Rilke: Is it better to choose one's career carefully, or to know oneself through trial and error?

Monument to the poet Rainer M. Rilke in the city of Ronda, Spain. In the gardens of hotel Reina Victoria.
Photo by Wwal [Public domain] via Wikimedia


Letters to a Young PoetLetters to a Young Poet by Rainer Maria Rilke

My rating: 4 of 5 stars


Rilke wrote a series of letters to the young poet, Franz Xaver Kappus, beginning in 1902. Kappus was reading Rilke's poetry under the chestnut tress at the Military Academy in Wiener Nuestadt when his teacher, Horaček, noticed the volume. Rilke had been a pupil at the Military Lower School in Sankt Pölten when Horaček was a chaplain there, and Horaček had known Rilke personally. 

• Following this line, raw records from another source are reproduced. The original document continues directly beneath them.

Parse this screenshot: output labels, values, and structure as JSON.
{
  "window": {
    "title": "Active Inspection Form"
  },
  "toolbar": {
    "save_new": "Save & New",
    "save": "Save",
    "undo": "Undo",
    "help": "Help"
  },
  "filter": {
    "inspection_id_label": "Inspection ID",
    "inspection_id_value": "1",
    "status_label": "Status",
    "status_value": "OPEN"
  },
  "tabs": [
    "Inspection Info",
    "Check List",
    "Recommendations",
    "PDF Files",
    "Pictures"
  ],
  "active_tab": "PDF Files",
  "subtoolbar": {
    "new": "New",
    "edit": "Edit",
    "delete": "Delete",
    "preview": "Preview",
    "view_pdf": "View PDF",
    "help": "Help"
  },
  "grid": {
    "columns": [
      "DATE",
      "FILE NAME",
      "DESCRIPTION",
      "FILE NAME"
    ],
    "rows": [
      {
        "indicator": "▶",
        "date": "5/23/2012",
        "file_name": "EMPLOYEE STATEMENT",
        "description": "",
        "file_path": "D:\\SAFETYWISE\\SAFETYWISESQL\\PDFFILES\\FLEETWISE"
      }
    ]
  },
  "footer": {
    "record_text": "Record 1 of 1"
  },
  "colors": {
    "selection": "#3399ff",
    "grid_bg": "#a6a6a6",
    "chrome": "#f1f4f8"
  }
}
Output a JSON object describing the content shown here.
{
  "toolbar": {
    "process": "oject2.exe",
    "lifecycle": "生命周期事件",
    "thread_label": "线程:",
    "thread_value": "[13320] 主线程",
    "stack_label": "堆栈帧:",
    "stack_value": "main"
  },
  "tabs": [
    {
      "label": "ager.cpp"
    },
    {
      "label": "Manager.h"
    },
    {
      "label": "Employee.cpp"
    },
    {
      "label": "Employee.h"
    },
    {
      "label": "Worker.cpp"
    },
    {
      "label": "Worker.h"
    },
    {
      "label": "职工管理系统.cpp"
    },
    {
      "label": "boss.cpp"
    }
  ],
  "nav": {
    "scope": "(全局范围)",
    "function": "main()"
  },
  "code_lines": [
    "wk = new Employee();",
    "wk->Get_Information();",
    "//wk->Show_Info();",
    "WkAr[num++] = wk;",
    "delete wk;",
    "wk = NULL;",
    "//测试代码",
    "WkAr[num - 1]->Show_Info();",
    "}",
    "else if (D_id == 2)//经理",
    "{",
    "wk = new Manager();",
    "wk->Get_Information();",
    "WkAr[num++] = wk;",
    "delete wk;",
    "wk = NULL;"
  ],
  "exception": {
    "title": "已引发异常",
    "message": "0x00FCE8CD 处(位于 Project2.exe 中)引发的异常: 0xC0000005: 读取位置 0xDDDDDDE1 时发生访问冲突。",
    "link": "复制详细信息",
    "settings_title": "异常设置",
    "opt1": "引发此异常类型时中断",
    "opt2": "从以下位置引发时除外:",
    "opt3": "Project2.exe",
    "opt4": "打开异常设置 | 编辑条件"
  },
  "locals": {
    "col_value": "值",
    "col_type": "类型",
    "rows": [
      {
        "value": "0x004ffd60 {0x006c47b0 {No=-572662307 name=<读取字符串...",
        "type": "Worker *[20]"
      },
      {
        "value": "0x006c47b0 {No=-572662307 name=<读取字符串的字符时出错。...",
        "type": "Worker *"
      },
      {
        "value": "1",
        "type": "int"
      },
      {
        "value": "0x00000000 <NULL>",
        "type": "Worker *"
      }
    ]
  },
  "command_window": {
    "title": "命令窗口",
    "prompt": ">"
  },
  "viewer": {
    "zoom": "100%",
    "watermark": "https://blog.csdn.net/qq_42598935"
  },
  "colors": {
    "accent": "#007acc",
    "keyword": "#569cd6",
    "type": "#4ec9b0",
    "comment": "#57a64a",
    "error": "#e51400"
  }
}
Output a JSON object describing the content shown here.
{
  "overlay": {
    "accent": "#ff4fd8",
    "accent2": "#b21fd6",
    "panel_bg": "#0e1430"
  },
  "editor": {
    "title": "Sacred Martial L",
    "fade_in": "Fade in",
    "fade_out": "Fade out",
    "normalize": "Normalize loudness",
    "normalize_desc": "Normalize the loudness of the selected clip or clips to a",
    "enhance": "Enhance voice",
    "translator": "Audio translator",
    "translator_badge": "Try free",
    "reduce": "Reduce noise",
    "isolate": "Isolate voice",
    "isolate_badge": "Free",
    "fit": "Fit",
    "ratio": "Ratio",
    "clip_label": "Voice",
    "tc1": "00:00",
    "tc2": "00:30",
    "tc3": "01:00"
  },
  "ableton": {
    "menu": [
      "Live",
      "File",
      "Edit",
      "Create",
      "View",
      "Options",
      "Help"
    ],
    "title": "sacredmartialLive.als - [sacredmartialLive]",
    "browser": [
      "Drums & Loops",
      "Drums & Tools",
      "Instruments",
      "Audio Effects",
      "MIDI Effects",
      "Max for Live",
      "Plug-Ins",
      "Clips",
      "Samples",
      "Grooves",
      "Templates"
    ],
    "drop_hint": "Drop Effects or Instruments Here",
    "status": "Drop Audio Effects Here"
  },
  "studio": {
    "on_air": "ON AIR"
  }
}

The military proved not to be for Rilke, and he continued his studies in Prague. Kappus, however, felt that his own choice to pursue a military career was "directly opposed to my own inclinations", yet would continue his military career for years after. In the meantime, Kappus decided to write to Rilke to ask for feedback on his own poetry, and Rilke maintained their correspondence despite his constant travels. 

By Rilke's tone in the letters, it is obvious that he enjoyed his correspondence with Kappus, and often told Kappus that if he wished to be a poet, he would need to change careers, or, at worst, he might find time in barracks life to keep at his poetry. The book provides Rilke's correspondence to Kappus, beginning with his return letter of 1903 and continuing until 1908. 

The book also includes a second work, The Letter from the Young Worker, which adopts a letter format to "a polemic against Christianity". This style recalls the dialogues of Plato and others, but in this case is one side of a potential written conversation. In many ways, the style mirrors the way we read Rilke's correspondence with Kappus, only having (mostly) one side of the narrative. In his first response, Rilke provides some important feedback. He suggests that Kappus' poetry lacks an identity. He suggests that Kappus is looking to the outside, but the answer is (pp. 6-7):
Go into yourself. Examine the reason that bids you to write. This above all: ask yourself in your night's quietest hour: must I write? Dig down deep into yourself for a deep answer. And if it should be affirmative, if it is given to you to respond to this serious question with a loud and simple "I must', then construct your life according to this necessity; your life right into its most inconsequential and slightest hour must become a witness to this urge... A work of art is good if it has risen out of necessity... Accept this answer as it is, without seeking to interpret it. Perhaps it will turn out that you are called to be an artist... Then assume this fate and bear it, its burden and its greatness, without ever asking after the rewards that may come from outside.
Imagine having such a mentor? Rilke was patient, kind, and wise. His connection with Kappus has, perhaps, something to do with being a poet while in the military system, something I identify with personally (having found that the military was, once I neared the tell-tale signs of the evening of my youth, "directly opposed to my own inclinations"). 

There is so much in such a short work, with Rilke's advice becoming "Candidean" - "take refuge in [subjects] offered by your own day-to-day life" - and focused on the individual rather than the work (and not in a mean-spirited way but as a mentor). 

Given that Kappus continues his military career and does not become a poet of any note, and that Rilke was the opposite in springing from the military's well, it makes me wonder: should we take care in choosing our careers so we do not waste time in the wrong station? Or should we learn what really floats our boat through trial and error? I suspect, based on Rilke's care for Kappus' work, that Rilke really knew himself as a result, while I felt that, perhaps, Kappus had taken the easy option.